General Survey of Parties and Ministers under Victoria

The Whig ministry of Lord Melbourne was in office when Victoria came to the throne, and, in the main, the Whigs or Liberals remained the leading party till 1874. The Conservatives won in the elections of 1841, and Peel was prime minister till 1846. His advocacy of free trade, however, divided the Conservative party into the protectionist or old Conservatives, led by Derby and Disraeli, and the free trade or liberal Conservatives, led by Aberdeen and Gladstone. This break in the party gave power into the hands of the Liberals, under Lord John Russell, in 1847; but disputes between Russell and Palmerston, the foreign minister, weakened their control, and in 1852 the Conservatives returned to power for a brief space, with Derby as the head of the government. In 1853, however, the free trade Conservatives joined the Liberals, overthrew Derby, and placed in power a Liberal ministry under Aberdeen. This government remained in control till 1855, when Aberdeen resigned, owing to the discontent aroused by his unsatisfactory conduct of the Crimean war, and Palmerston took his place with another Liberal ministry. Foreign troubles drove Palmerston from office, and a short Derby-Disraeli ministry marked the supremacy of the Conservatives in 1858-1859. Palmerston regained power in 1859 and retained it till his death in 1865, when Russell became minister for a year. With the alternating ministries, first of Disraeli (1866-1868, 1875-1880) and Gladstone (1869-1874, 1885), then of Gladstone (January-July, 1886, 1892-1894) and Salisbury (1885-1886, 1886-1892, 1894- 1902), a new party era began, and new issues and new programmes came to the front.

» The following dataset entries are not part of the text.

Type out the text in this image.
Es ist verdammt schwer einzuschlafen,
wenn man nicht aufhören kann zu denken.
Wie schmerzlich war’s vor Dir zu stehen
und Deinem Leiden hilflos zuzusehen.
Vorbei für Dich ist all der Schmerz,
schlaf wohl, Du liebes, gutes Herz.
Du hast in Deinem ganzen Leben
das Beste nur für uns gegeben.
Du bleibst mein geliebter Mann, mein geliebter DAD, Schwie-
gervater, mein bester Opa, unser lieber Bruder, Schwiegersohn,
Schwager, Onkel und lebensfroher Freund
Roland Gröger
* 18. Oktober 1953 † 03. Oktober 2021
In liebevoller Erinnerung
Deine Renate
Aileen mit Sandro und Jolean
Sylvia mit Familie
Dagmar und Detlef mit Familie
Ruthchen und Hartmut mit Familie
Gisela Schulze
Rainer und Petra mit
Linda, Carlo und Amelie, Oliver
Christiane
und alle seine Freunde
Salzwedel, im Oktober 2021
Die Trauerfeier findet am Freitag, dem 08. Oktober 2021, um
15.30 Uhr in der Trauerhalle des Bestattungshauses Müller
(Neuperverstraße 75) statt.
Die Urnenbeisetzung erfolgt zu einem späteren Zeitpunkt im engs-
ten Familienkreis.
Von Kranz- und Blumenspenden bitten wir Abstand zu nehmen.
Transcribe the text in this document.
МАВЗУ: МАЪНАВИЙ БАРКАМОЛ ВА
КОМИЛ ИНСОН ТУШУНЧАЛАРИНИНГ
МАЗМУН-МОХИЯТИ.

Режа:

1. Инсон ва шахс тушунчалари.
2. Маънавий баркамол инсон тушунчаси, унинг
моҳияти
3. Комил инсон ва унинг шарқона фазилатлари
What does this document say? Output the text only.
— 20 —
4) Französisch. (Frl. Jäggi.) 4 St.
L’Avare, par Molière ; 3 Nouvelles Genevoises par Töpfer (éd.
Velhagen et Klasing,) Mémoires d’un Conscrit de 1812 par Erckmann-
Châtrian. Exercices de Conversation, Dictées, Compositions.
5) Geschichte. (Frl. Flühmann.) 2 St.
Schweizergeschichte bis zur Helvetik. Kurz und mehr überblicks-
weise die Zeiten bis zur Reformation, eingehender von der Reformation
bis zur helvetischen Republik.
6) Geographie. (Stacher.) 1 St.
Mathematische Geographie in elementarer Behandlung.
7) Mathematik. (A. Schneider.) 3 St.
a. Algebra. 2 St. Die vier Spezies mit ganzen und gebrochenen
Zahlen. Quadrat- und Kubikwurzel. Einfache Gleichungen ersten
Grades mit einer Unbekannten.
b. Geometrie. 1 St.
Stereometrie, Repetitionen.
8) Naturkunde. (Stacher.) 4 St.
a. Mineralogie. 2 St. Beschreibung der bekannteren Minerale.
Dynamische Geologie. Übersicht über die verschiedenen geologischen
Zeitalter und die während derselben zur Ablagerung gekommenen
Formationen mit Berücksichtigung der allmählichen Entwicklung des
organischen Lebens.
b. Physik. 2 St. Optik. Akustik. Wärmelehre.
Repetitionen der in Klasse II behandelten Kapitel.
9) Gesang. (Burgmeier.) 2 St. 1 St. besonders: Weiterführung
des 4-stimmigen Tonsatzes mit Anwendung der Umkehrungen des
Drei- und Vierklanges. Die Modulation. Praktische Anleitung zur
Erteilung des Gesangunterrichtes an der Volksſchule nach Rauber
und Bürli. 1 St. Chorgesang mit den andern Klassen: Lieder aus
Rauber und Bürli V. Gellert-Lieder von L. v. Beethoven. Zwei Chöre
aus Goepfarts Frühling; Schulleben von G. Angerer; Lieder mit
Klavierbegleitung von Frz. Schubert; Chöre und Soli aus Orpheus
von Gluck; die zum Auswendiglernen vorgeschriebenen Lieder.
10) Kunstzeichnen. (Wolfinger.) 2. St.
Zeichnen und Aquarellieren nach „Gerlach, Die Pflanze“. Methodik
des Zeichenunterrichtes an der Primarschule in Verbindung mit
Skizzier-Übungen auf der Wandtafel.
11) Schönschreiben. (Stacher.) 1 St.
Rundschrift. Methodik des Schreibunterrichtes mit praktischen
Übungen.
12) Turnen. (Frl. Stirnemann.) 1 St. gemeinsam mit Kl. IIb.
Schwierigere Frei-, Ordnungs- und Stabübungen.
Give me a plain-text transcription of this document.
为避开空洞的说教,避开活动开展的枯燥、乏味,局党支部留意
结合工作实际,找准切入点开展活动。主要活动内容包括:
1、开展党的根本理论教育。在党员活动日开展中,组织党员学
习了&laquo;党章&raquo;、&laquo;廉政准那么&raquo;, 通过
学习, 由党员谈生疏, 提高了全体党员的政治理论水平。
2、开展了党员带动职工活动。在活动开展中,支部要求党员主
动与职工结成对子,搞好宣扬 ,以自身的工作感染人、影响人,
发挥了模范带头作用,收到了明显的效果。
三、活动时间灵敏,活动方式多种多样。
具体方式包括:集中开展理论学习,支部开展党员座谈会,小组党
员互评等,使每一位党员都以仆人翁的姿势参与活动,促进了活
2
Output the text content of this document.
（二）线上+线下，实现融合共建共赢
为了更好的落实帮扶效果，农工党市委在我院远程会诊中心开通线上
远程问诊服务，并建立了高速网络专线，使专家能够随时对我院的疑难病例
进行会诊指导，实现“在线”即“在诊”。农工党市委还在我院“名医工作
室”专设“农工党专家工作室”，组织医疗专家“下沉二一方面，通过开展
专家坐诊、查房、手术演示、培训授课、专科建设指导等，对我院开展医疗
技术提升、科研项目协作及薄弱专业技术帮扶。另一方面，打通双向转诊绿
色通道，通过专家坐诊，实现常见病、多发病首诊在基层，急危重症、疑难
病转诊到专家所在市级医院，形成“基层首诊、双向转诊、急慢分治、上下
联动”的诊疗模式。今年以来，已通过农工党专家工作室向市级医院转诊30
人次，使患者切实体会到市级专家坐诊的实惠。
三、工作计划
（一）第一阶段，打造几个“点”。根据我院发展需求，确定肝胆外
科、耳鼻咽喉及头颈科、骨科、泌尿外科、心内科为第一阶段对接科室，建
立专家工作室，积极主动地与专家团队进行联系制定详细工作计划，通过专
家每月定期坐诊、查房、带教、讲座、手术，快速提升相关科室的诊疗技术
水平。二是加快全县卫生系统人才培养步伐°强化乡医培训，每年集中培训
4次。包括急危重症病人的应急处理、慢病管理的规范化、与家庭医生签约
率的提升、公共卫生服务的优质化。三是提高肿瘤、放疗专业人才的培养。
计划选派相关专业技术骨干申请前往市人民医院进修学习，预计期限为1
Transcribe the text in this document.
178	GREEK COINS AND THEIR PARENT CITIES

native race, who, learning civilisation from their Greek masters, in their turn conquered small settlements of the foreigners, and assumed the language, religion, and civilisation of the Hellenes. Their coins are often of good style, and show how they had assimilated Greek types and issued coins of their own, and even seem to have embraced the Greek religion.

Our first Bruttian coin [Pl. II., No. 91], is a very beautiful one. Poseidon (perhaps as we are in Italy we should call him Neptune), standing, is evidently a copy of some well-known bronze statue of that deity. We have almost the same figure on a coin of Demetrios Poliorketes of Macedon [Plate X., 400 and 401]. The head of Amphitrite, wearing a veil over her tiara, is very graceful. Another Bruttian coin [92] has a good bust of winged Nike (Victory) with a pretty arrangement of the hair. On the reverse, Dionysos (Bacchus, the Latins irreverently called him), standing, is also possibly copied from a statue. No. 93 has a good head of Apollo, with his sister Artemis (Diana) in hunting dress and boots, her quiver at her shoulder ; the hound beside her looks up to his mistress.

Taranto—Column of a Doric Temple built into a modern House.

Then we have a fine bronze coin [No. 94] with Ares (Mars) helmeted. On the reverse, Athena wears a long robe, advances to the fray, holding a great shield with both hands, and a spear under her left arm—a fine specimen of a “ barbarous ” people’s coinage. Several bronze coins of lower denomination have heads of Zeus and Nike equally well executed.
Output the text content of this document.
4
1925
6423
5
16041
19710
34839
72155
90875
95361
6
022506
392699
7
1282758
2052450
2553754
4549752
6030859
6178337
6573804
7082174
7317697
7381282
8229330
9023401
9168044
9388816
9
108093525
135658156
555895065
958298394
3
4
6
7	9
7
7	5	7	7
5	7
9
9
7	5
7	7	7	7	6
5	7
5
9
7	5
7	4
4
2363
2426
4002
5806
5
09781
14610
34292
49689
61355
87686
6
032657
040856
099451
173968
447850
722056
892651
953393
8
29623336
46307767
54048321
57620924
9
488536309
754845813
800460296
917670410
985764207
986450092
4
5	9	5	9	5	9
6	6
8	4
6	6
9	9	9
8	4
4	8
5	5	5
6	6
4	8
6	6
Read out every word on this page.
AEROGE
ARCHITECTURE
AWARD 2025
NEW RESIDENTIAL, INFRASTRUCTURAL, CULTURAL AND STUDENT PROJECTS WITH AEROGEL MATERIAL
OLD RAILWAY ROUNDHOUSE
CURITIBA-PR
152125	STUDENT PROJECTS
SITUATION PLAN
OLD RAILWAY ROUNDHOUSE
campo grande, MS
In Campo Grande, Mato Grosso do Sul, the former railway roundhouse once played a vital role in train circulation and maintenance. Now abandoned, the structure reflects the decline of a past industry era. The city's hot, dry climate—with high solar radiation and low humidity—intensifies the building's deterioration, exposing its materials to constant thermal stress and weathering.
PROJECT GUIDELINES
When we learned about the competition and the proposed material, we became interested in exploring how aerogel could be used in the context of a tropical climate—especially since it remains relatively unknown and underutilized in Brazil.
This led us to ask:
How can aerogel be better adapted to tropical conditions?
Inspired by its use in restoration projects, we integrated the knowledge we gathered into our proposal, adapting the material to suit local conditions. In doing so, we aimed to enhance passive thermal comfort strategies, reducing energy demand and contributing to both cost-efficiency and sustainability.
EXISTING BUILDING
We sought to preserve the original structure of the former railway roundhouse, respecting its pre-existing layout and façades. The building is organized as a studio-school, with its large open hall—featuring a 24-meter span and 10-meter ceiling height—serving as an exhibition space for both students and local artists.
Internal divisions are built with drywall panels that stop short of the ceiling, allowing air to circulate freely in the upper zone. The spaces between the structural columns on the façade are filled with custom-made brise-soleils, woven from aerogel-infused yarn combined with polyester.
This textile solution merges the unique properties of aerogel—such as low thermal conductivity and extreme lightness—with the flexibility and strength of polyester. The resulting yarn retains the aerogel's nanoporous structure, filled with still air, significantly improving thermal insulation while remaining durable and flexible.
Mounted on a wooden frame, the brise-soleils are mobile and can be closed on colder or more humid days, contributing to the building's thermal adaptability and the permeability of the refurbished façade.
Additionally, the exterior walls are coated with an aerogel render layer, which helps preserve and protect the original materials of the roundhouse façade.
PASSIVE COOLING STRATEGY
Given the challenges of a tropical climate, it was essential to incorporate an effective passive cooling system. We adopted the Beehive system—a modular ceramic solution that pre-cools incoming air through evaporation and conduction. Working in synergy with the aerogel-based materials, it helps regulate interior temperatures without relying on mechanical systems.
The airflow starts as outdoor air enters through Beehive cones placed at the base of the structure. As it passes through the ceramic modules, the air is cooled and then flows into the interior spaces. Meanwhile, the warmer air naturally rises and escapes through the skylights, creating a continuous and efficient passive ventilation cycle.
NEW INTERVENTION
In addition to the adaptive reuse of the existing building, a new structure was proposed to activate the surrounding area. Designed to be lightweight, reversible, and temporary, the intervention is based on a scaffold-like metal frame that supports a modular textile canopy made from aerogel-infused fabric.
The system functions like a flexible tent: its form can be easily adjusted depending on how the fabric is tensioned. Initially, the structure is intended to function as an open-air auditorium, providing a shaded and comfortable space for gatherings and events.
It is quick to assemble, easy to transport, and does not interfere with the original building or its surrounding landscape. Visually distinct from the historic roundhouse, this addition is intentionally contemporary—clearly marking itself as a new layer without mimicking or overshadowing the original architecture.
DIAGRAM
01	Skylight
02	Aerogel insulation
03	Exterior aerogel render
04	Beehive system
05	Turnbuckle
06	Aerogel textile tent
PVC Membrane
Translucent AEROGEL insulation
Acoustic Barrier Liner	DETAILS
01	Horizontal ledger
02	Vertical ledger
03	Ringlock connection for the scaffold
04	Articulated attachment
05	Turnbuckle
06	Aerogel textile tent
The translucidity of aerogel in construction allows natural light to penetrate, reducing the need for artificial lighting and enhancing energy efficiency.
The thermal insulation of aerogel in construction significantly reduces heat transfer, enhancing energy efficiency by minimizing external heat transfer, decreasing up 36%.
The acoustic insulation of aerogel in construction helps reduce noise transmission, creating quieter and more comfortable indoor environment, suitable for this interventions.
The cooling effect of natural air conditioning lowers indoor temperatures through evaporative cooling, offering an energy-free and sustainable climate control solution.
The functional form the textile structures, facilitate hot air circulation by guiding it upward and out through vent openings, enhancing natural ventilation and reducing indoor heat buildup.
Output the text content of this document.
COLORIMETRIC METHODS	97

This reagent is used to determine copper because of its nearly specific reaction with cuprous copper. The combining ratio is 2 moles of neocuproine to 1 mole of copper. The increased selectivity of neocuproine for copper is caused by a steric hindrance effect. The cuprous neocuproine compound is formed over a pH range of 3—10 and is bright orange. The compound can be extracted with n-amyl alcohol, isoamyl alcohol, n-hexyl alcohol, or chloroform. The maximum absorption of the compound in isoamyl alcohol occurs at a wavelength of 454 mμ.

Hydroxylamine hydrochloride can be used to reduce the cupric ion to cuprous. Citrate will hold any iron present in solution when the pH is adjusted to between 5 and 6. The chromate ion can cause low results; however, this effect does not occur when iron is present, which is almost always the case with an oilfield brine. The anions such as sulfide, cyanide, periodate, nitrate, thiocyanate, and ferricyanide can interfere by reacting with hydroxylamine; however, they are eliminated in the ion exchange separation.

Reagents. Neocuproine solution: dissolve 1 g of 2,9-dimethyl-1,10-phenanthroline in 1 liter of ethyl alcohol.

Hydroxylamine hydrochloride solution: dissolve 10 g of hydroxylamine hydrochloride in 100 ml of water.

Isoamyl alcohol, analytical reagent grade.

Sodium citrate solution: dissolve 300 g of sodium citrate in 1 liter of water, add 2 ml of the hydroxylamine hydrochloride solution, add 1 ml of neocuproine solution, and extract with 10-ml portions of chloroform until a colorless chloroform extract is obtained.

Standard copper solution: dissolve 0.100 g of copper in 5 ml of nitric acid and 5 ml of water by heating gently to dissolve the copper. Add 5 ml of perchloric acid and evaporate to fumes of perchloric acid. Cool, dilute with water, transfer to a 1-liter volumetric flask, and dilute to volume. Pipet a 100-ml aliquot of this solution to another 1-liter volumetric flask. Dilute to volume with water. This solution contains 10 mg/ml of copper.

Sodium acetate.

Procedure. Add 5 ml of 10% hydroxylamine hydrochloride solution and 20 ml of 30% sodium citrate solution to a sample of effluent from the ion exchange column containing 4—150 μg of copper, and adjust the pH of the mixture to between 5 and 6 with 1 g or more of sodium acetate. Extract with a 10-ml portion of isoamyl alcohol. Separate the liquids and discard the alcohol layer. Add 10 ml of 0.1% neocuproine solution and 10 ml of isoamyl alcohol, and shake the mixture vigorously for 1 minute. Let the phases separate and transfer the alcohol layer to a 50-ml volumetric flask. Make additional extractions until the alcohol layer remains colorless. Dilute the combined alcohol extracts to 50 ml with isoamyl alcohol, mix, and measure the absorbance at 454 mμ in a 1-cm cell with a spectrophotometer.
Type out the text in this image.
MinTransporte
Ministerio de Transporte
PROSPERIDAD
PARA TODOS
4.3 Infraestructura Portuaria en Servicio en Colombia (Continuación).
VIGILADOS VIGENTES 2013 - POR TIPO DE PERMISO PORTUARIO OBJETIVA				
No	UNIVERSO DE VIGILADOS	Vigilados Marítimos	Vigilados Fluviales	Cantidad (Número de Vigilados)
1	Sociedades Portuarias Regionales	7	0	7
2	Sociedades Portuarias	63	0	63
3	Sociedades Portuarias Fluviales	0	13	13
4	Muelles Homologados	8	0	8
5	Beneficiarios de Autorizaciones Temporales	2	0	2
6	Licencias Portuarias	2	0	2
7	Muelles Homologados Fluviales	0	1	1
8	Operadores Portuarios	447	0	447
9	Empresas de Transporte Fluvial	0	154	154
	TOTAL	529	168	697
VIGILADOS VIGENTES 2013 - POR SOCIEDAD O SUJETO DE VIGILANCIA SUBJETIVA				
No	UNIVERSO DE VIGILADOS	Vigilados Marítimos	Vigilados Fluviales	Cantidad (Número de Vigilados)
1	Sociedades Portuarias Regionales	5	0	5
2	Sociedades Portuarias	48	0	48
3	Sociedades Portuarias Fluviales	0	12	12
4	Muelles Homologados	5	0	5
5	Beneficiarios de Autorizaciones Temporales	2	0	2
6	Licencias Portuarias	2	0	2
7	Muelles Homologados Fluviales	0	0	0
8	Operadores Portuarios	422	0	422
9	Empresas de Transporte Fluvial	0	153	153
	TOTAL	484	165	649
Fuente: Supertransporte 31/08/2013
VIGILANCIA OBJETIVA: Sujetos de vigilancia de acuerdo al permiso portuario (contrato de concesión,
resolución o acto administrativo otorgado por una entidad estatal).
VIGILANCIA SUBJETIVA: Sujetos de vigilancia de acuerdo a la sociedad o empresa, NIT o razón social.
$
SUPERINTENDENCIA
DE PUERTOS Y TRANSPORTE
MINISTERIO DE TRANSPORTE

After 1841, cabinet and parliamentary government became firmly established. The queen gave up all right of appointing ministries and always selected the man who could command a majority in the House of Commons. She demanded, however, that her ministers keep her fully informed of all that was being done, and that they should not change a measure after it had received the royal sanction. The rise of the prime minister within the cabinet gave -unity to the entire cabinet, which thenceforth was invariably selected from one party and always resigned as a whole when the majority was against it. When supported by a majority in the House of Commons, the ministry wielded practically absolute power, and the prime minister was the head of the government.